Gene's eyebrows draw together and I watch him thinking for a moment before he replies. "What do you mean?"

I sigh and clasp my hands together in my lap, trying to tie what I want to say into some semblance of coherence. "I'm not really sure how to explain it. It's just..." I pause to properly gather my thoughts before continuing, "I haven't seen my parents since I was sixteen. I'm twenty-three now, so they don't even know what I'm like as an adult. So, for one, I'm not sure at all how I'd act around them." He nods, so I go on, "Then there's also the fact that they think I'm dead - and have done for six years now. They've probably already mourned me and healed from that loss and I don't want to upset them or anything. And then there's also just..." Another exhausted sigh. "Just the fact that after everything that's happened I'm just scared that it'll - I don't know, be too much for me, I suppose. I don't want to break down again. I feel like I've been making so much progress in trying to move on that going back to London, to my life from so long ago, might just tear me apart.

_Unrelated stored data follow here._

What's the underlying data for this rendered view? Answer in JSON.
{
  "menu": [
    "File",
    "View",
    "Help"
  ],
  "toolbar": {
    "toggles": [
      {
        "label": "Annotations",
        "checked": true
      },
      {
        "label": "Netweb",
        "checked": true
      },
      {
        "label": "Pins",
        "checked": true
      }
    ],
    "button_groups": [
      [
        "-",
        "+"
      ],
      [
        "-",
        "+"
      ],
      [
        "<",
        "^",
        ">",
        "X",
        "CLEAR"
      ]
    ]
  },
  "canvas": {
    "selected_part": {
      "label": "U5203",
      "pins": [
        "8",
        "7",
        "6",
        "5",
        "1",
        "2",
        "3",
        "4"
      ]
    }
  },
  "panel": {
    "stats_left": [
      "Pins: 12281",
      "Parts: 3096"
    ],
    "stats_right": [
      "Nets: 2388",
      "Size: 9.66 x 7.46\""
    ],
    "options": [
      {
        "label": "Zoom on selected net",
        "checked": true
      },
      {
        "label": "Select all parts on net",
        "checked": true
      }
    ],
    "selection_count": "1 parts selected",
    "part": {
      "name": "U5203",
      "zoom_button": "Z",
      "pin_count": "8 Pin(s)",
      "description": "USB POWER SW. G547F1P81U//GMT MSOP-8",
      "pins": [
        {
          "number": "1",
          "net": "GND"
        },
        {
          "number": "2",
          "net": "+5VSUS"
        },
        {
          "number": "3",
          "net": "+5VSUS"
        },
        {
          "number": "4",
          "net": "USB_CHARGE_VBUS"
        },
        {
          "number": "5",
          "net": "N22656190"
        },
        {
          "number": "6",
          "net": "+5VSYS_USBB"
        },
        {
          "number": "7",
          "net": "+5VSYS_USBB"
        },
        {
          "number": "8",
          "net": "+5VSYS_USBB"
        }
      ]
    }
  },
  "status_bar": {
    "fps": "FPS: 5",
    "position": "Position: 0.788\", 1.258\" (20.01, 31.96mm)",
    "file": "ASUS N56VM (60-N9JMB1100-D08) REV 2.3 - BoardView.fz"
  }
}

I'm just scared."

He's watching me carefully now, and closely. "You don't wanna go home?"

I shrug and look away. "Is that awful? I just feel like I need to keep on moving. My life for the past seven years has been about dealing with the present and forgetting that I ever even had a civilian life, and now I'm supposed to just forget everything and pretend none of it ever happened? I just -" I can feel tears starting to form in my eyes now, and shake my head to bid them to go away. "I don't know. I don't know. I don't know if I can and I don't know if I want to." I risk a glance at him and chew on my bottom lip. "Is that horrible? It's horrible, isn't it? I should just go home."